Two adult Black Sea bottlenose dolphins, named Yasha and Yana, did not interrupt each other during an interaction taped by scientists and may have formed words and sentences with a series of pulses, Vyacheslav Ryabov says in a new paper.
"Essentially, this exchange resembles a conversation between two people," Ryabov was quoted as saying by CNN.
Joshua Smith, a research fellow at Murdoch University Cetacean Research Unit in Australia, says there will need to be more research before scientists can be sure whether dolphins are chatting.
There are two different types of noises dolphins use for communication, whistles and clicks, also known as pulses.
Using new recording techniques, Ryabov separated the individual "non coherent pulses" the two dolphins made and theorised each pulse was a word in the dolphins' language, while a collection of pulses is a sentence.
"As this language exhibits all the design features present in the human spoken language, this indicates a high level of intelligence and consciousness in dolphins," he said in the paper, which was published in the St.
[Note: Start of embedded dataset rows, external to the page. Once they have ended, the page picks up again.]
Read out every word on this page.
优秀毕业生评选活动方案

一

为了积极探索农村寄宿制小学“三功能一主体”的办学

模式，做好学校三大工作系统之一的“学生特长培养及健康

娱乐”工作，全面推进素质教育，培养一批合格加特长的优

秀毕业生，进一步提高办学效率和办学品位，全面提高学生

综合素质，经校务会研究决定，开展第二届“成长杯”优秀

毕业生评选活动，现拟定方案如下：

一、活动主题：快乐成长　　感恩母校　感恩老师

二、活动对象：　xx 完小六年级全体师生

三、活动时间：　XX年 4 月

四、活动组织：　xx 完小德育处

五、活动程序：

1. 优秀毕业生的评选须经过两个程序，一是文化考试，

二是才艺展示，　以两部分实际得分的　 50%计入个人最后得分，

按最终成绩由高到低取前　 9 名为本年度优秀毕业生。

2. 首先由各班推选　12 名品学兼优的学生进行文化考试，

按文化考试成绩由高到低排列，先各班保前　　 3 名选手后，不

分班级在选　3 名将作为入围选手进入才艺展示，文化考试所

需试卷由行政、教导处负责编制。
Petersburg Polytechnical University Journal: Physics and Mathematics last month.
In his paper, Ryabov calls for humans to create a device by which human beings can communicate with dolphins.
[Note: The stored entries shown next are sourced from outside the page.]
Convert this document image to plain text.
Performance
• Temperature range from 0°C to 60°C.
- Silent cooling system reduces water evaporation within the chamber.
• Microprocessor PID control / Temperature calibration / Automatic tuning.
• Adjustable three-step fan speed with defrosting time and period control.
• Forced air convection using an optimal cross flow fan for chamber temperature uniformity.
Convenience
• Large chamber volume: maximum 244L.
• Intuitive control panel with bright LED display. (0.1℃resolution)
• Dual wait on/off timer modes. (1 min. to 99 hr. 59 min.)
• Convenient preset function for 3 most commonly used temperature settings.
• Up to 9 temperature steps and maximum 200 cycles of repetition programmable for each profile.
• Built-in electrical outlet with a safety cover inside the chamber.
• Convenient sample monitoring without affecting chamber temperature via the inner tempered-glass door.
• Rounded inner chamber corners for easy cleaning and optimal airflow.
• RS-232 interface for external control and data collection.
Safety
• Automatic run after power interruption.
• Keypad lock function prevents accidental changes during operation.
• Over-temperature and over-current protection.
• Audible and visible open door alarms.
"Humans must take the first step to establish relationships with the first intelligent inhabitants of the planet Earth by creating devices capable of overcoming the barriers that stand in the way of ... Communications between dolphins and people," he said.
Smith said while the results were an exciting advance in the under-researched field of dolphin communication, the results first needed to be replicated in open water environments.
"If we boil it down we pretty much have two animals in an artificial environment where reverberations are a problem ... It wouldn't make much sense for animals (in a small area) to make sounds over each other because they wouldn't get much (sonar) information," he said.